PORTI E LOGISTICA

I camalli per la prima volta avranno un badge

Culmv, via libera alla proroga: mini rivoluzione nel porto di Genova

marted́ 31 ottobre 2017



GENOVA - Approvata in extremis la proroga dell'autorizzazione per la Culmv che consente ai camalli di operare sulle banchine del porto di Genova per altri due anni. Lo ha deciso il comitato di gestione dell'autorità di sistema portuale del Mar Ligure Occidentale riunito a Palazzo San Giorgio, dopo il via libera arrivato dalla Commissione consultiva con i sindacati. 

Con la nuova delibera, che entra in vigore già dal primo novembre, scatta una piccola rivoluzione nei porti di Genova e Savona. I camalli, per la prima volta nella loro storia, dovranno usare un badge per segnare le presenze e rispettare tassativamente alcune normative di sicurezza pena il pagamento di sanzioni che ricadranno direttamente sui soci. Prevista anche una stretta sul rispetto delle pause, che dovranno adeguarsi a quelle osservate dal personale dei terminal. Dal canto loro, i terminalisti dovranno pagare le fatture entro quindici giorni.
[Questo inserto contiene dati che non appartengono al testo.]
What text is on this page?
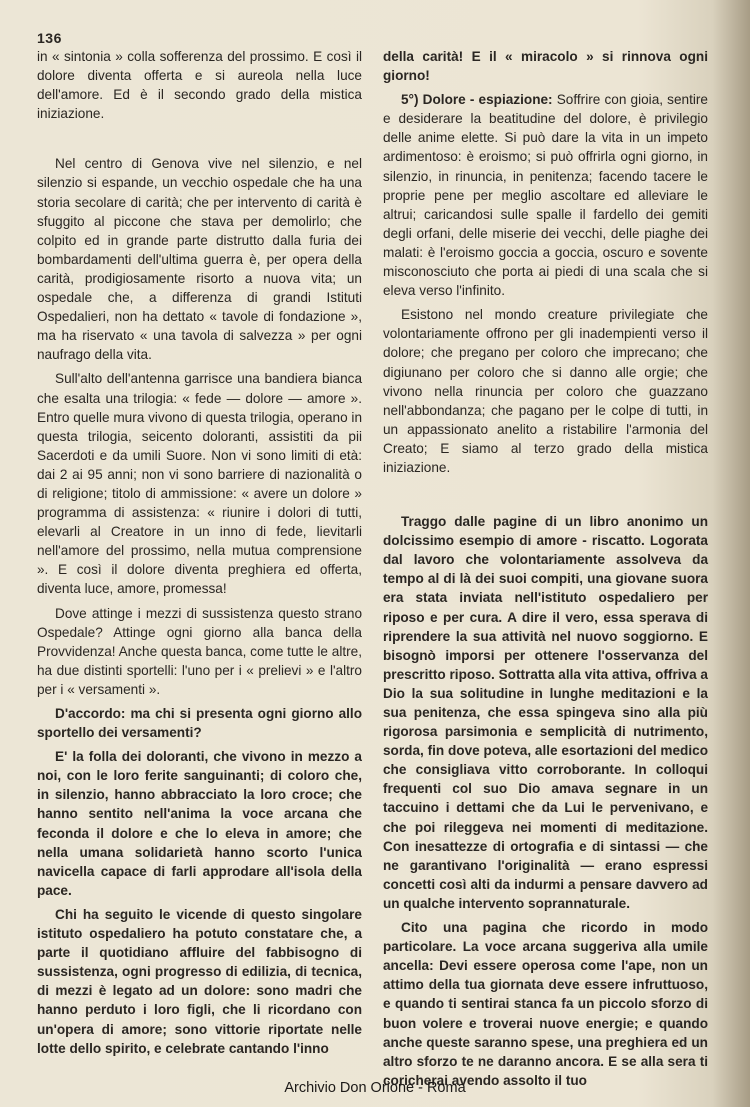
136

in « sintonia » colla sofferenza del prossimo. E così il dolore diventa offerta e si aureola nella luce dell'amore. Ed è il secondo grado della mistica iniziazione.

Nel centro di Genova vive nel silenzio, e nel silenzio si espande, un vecchio ospedale che ha una storia secolare di carità; che per intervento di carità è sfuggito al piccone che stava per demolirlo; che colpito ed in grande parte distrutto dalla furia dei bombardamenti dell'ultima guerra è, per opera della carità, prodigiosamente risorto a nuova vita; un ospedale che, a differenza di grandi Istituti Ospedalieri, non ha dettato « tavole di fondazione », ma ha riservato « una tavola di salvezza » per ogni naufrago della vita.

Sull'alto dell'antenna garrisce una bandiera bianca che esalta una trilogia: « fede — dolore — amore ». Entro quelle mura vivono di questa trilogia, operano in questa trilogia, seicento doloranti, assistiti da pii Sacerdoti e da umili Suore. Non vi sono limiti di età: dai 2 ai 95 anni; non vi sono barriere di nazionalità o di religione; titolo di ammissione: « avere un dolore » programma di assistenza: « riunire i dolori di tutti, elevarli al Creatore in un inno di fede, lievitarli nell'amore del prossimo, nella mutua comprensione ». E così il dolore diventa preghiera ed offerta, diventa luce, amore, promessa!

Dove attinge i mezzi di sussistenza questo strano Ospedale? Attinge ogni giorno alla banca della Provvidenza! Anche questa banca, come tutte le altre, ha due distinti sportelli: l'uno per i « prelievi » e l'altro per i « versamenti ».

D'accordo: ma chi si presenta ogni giorno allo sportello dei versamenti?

E' la folla dei doloranti, che vivono in mezzo a noi, con le loro ferite sanguinanti; di coloro che, in silenzio, hanno abbracciato la loro croce; che hanno sentito nell'anima la voce arcana che feconda il dolore e che lo eleva in amore; che nella umana solidarietà hanno scorto l'unica navicella capace di farli approdare all'isola della pace.

Chi ha seguito le vicende di questo singolare istituto ospedaliero ha potuto constatare che, a parte il quotidiano affluire del fabbisogno di sussistenza, ogni progresso di edilizia, di tecnica, di mezzi è legato ad un dolore: sono madri che hanno perduto i loro figli, che li ricordano con un'opera di amore; sono vittorie riportate nelle lotte dello spirito, e celebrate cantando l'inno

della carità! E il « miracolo » si rinnova ogni giorno!

5°) Dolore - espiazione: Soffrire con gioia, sentire e desiderare la beatitudine del dolore, è privilegio delle anime elette. Si può dare la vita in un impeto ardimentoso: è eroismo; si può offrirla ogni giorno, in silenzio, in rinuncia, in penitenza; facendo tacere le proprie pene per meglio ascoltare ed alleviare le altrui; caricandosi sulle spalle il fardello dei gemiti degli orfani, delle miserie dei vecchi, delle piaghe dei malati: è l'eroismo goccia a goccia, oscuro e sovente misconosciuto che porta ai piedi di una scala che si eleva verso l'infinito.

Esistono nel mondo creature privilegiate che volontariamente offrono per gli inadempienti verso il dolore; che pregano per coloro che imprecano; che digiunano per coloro che si danno alle orgie; che vivono nella rinuncia per coloro che guazzano nell'abbondanza; che pagano per le colpe di tutti, in un appassionato anelito a ristabilire l'armonia del Creato; E siamo al terzo grado della mistica iniziazione.

Traggo dalle pagine di un libro anonimo un dolcissimo esempio di amore - riscatto. Logorata dal lavoro che volontariamente assolveva da tempo al di là dei suoi compiti, una giovane suora era stata inviata nell'istituto ospedaliero per riposo e per cura. A dire il vero, essa sperava di riprendere la sua attività nel nuovo soggiorno. E bisognò imporsi per ottenere l'osservanza del prescritto riposo. Sottratta alla vita attiva, offriva a Dio la sua solitudine in lunghe meditazioni e la sua penitenza, che essa spingeva sino alla più rigorosa parsimonia e semplicità di nutrimento, sorda, fin dove poteva, alle esortazioni del medico che consigliava vitto corroborante. In colloqui frequenti col suo Dio amava segnare in un taccuino i dettami che da Lui le pervenivano, e che poi rileggeva nei momenti di meditazione. Con inesattezze di ortografia e di sintassi — che ne garantivano l'originalità — erano espressi concetti così alti da indurmi a pensare davvero ad un qualche intervento soprannaturale.

Cito una pagina che ricordo in modo particolare. La voce arcana suggeriva alla umile ancella: Devi essere operosa come l'ape, non un attimo della tua giornata deve essere infruttuoso, e quando ti sentirai stanca fa un piccolo sforzo di buon volere e troverai nuove energie; e quando anche queste saranno spese, una preghiera ed un altro sforzo te ne daranno ancora. E se alla sera ti coricherai avendo assolto il tuo

Archivio Don Orione - Roma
Entro tre mesi la compagnia dovrà presentare un piano di investimenti ed efficientamento, pena l'avvio di una procedura che potrebbe portare alla revoca dell'autorizzazione. Tra i punti più sentiti da portuali e terminalisti, la definizione di una tariffa in base ai carichi di lavoro previsti per i prossimi anni. La Culmv dovrà poi assumere decisioni sulla formazione di nuovo personale, che l'Autorità portuale conta di poter finanziare, e sui prepensionamenti che consentiranno di non ridurre gli organici attualmente a 930 unità. 

"Abbiamo accordato la proroga - ha spiegato il presidente Paolo Emilio Signorini - sulla base di alcune considerazioni. In primo luogo perché c'è lavoro in porto, aumentano le giornate lavorate dalla compagnia e aumenta la formazione. Abbiamo però subordinato questa proroga al fatto che vengano rispettate, da parte dei soci della compagnia che operano presso i terminal, alcune norme. In primo luogo il rispetto degli orari di lavoro e in secondo luogo la sicurezza, che erano richieste molto sentite dai terminalisti. Il mancato rispetto di queste norme sarà sanzionato con alcune penali inflitte dal terminalista e che la compagnia imputerà al singolo socio inadempiente. Dal canto loro i terminalisti si impegnano a pagare con maggiore sollecitudine".